Inmate Discipline – Due Process
Gordon Graham here with Today’s Tip from Lexipol. Today’s Tip is for corrections.
Make sure that the decisions you make about discipline within your facility are fair and consistent.
Today’s Tip is for correctional officers and it deals with an inmate’s right to limited due process when facing discipline within your facility.
Some of you who have been around for a very long time might have heard stories of how inmate discipline was dealt with “back in the day.” An inmate broke the rules. Got into a fight. Maybe stole something. Used foul language. And he or she would go straight to disciplinary confinement for an undetermined amount of time. Do not pass go. Do not collect $200. Straight to “the box” or “the hole” until someone felt like letting them out.

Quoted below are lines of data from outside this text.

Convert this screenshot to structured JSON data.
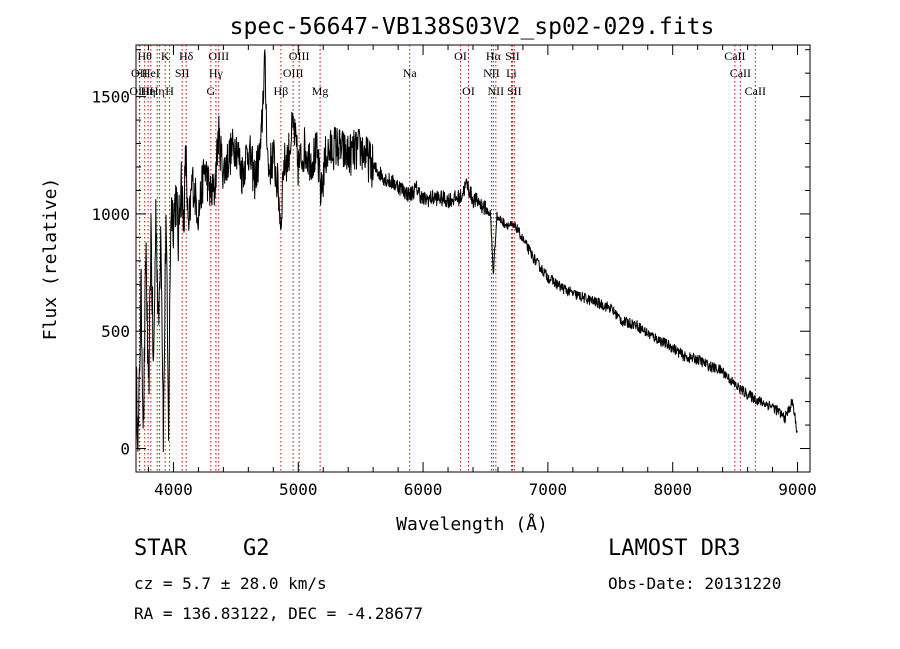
{
  "chart_data": {
    "type": "line",
    "title": "spec-56647-VB138S03V2_sp02-029.fits",
    "xlabel": "Wavelength (Å)",
    "ylabel": "Flux (relative)",
    "xlim": [
      3700,
      9100
    ],
    "ylim": [
      -100,
      1720
    ],
    "xticks": [
      4000,
      5000,
      6000,
      7000,
      8000,
      9000
    ],
    "yticks": [
      0,
      500,
      1000,
      1500
    ],
    "x_minor_step": 200,
    "y_minor_step": 100,
    "series": [
      {
        "name": "spectrum",
        "anchors": [
          [
            3700,
            300
          ],
          [
            3720,
            40
          ],
          [
            3740,
            700
          ],
          [
            3760,
            80
          ],
          [
            3780,
            880
          ],
          [
            3800,
            150
          ],
          [
            3820,
            950
          ],
          [
            3840,
            300
          ],
          [
            3860,
            1040
          ],
          [
            3880,
            500
          ],
          [
            3900,
            980
          ],
          [
            3920,
            50
          ],
          [
            3940,
            1020
          ],
          [
            3960,
            60
          ],
          [
            3980,
            1050
          ],
          [
            4000,
            980
          ],
          [
            4020,
            1080
          ],
          [
            4040,
            880
          ],
          [
            4060,
            1180
          ],
          [
            4080,
            950
          ],
          [
            4100,
            1250
          ],
          [
            4120,
            900
          ],
          [
            4150,
            1150
          ],
          [
            4200,
            1000
          ],
          [
            4250,
            1200
          ],
          [
            4300,
            1080
          ],
          [
            4330,
            1100
          ],
          [
            4360,
            1340
          ],
          [
            4400,
            1180
          ],
          [
            4450,
            1250
          ],
          [
            4500,
            1300
          ],
          [
            4550,
            1170
          ],
          [
            4600,
            1280
          ],
          [
            4650,
            1150
          ],
          [
            4700,
            1270
          ],
          [
            4730,
            1660
          ],
          [
            4760,
            1180
          ],
          [
            4800,
            1250
          ],
          [
            4840,
            1100
          ],
          [
            4861,
            950
          ],
          [
            4880,
            1200
          ],
          [
            4920,
            1250
          ],
          [
            4960,
            1380
          ],
          [
            5000,
            1200
          ],
          [
            5050,
            1280
          ],
          [
            5100,
            1230
          ],
          [
            5150,
            1260
          ],
          [
            5183,
            1080
          ],
          [
            5220,
            1250
          ],
          [
            5300,
            1290
          ],
          [
            5400,
            1250
          ],
          [
            5500,
            1280
          ],
          [
            5600,
            1200
          ],
          [
            5700,
            1150
          ],
          [
            5800,
            1120
          ],
          [
            5890,
            1080
          ],
          [
            5950,
            1110
          ],
          [
            6000,
            1060
          ],
          [
            6100,
            1070
          ],
          [
            6200,
            1060
          ],
          [
            6300,
            1070
          ],
          [
            6350,
            1130
          ],
          [
            6400,
            1060
          ],
          [
            6450,
            1050
          ],
          [
            6500,
            1020
          ],
          [
            6540,
            1000
          ],
          [
            6563,
            740
          ],
          [
            6590,
            990
          ],
          [
            6650,
            960
          ],
          [
            6700,
            950
          ],
          [
            6750,
            940
          ],
          [
            6800,
            890
          ],
          [
            6900,
            800
          ],
          [
            7000,
            730
          ],
          [
            7100,
            690
          ],
          [
            7200,
            660
          ],
          [
            7300,
            640
          ],
          [
            7400,
            620
          ],
          [
            7500,
            600
          ],
          [
            7600,
            540
          ],
          [
            7700,
            530
          ],
          [
            7800,
            490
          ],
          [
            7900,
            460
          ],
          [
            8000,
            430
          ],
          [
            8100,
            390
          ],
          [
            8200,
            380
          ],
          [
            8300,
            350
          ],
          [
            8400,
            330
          ],
          [
            8500,
            270
          ],
          [
            8600,
            230
          ],
          [
            8700,
            200
          ],
          [
            8800,
            180
          ],
          [
            8900,
            130
          ],
          [
            8960,
            200
          ],
          [
            9000,
            60
          ]
        ]
      }
    ],
    "line_marks": [
      {
        "wavelength": 3727,
        "label": "OII",
        "row": 1
      },
      {
        "wavelength": 3730,
        "label": "OIII",
        "row": 2
      },
      {
        "wavelength": 3770,
        "label": "Hθ",
        "row": 0
      },
      {
        "wavelength": 3797,
        "label": "Hη",
        "row": 2
      },
      {
        "wavelength": 3819,
        "label": "HeI",
        "row": 1
      },
      {
        "wavelength": 3870,
        "label": "Hη",
        "row": 2
      },
      {
        "wavelength": 3889,
        "label": "",
        "row": -1
      },
      {
        "wavelength": 3934,
        "label": "K",
        "row": 0
      },
      {
        "wavelength": 3969,
        "label": "H",
        "row": 2
      },
      {
        "wavelength": 4070,
        "label": "SII",
        "row": 1
      },
      {
        "wavelength": 4102,
        "label": "Hδ",
        "row": 0
      },
      {
        "wavelength": 4300,
        "label": "G",
        "row": 2
      },
      {
        "wavelength": 4340,
        "label": "Hγ",
        "row": 1
      },
      {
        "wavelength": 4363,
        "label": "OIII",
        "row": 0
      },
      {
        "wavelength": 4861,
        "label": "Hβ",
        "row": 2
      },
      {
        "wavelength": 4959,
        "label": "OIII",
        "row": 1
      },
      {
        "wavelength": 5007,
        "label": "OIII",
        "row": 0
      },
      {
        "wavelength": 5175,
        "label": "Mg",
        "row": 2
      },
      {
        "wavelength": 5893,
        "label": "Na",
        "row": 1
      },
      {
        "wavelength": 6300,
        "label": "OI",
        "row": 0
      },
      {
        "wavelength": 6364,
        "label": "OI",
        "row": 2
      },
      {
        "wavelength": 6548,
        "label": "NII",
        "row": 1
      },
      {
        "wavelength": 6563,
        "label": "Hα",
        "row": 0
      },
      {
        "wavelength": 6583,
        "label": "NII",
        "row": 2
      },
      {
        "wavelength": 6708,
        "label": "Li",
        "row": 1
      },
      {
        "wavelength": 6716,
        "label": "SII",
        "row": 0
      },
      {
        "wavelength": 6731,
        "label": "SII",
        "row": 2
      },
      {
        "wavelength": 8498,
        "label": "CaII",
        "row": 0
      },
      {
        "wavelength": 8542,
        "label": "CaII",
        "row": 1
      },
      {
        "wavelength": 8662,
        "label": "CaII",
        "row": 2
      }
    ],
    "line_color": "#000000",
    "mark_color": "#cc0000"
  },
  "info": {
    "class": "STAR",
    "subclass": "G2",
    "survey": "LAMOST DR3",
    "cz": "cz = 5.7 ± 28.0 km/s",
    "obs_date": "Obs-Date: 20131220",
    "radec": "RA = 136.83122, DEC =  -4.28677"
  }
}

That may have worked 40 or 50 years ago. But it doesn’t work any more. And it hasn’t worked since 1974. The Supreme Court ruled in Wolf v. McDonnell that inmates should have some limited due process when it comes to disciplinary sanctions. Regardless of where they are confined.
Now let’s be clear. There’s not going to be a full-blown trial and the inmate doesn’t have the right to legal counsel. They are entitled to a few things though. Notification of the rule violation. Ample time to prepare a defense. An impartial hearing officer or board. And a limited right to call witnesses. And to cross-examine them. Discipline should be proportionate to the offense. And there should be an appeal mechanism in place. It is important that you don’t impose disciplinary sanctions until after the hearing. And until AFTER it’s been signed off by the appropriate chain of command.
I know that this is probably a lot more work than it used to be. But this stuff is really important. Make sure that the decisions you make about restrictive housing are fair and consistent.
And that’s Today’s Tip from Lexipol. Gordon Graham signing off.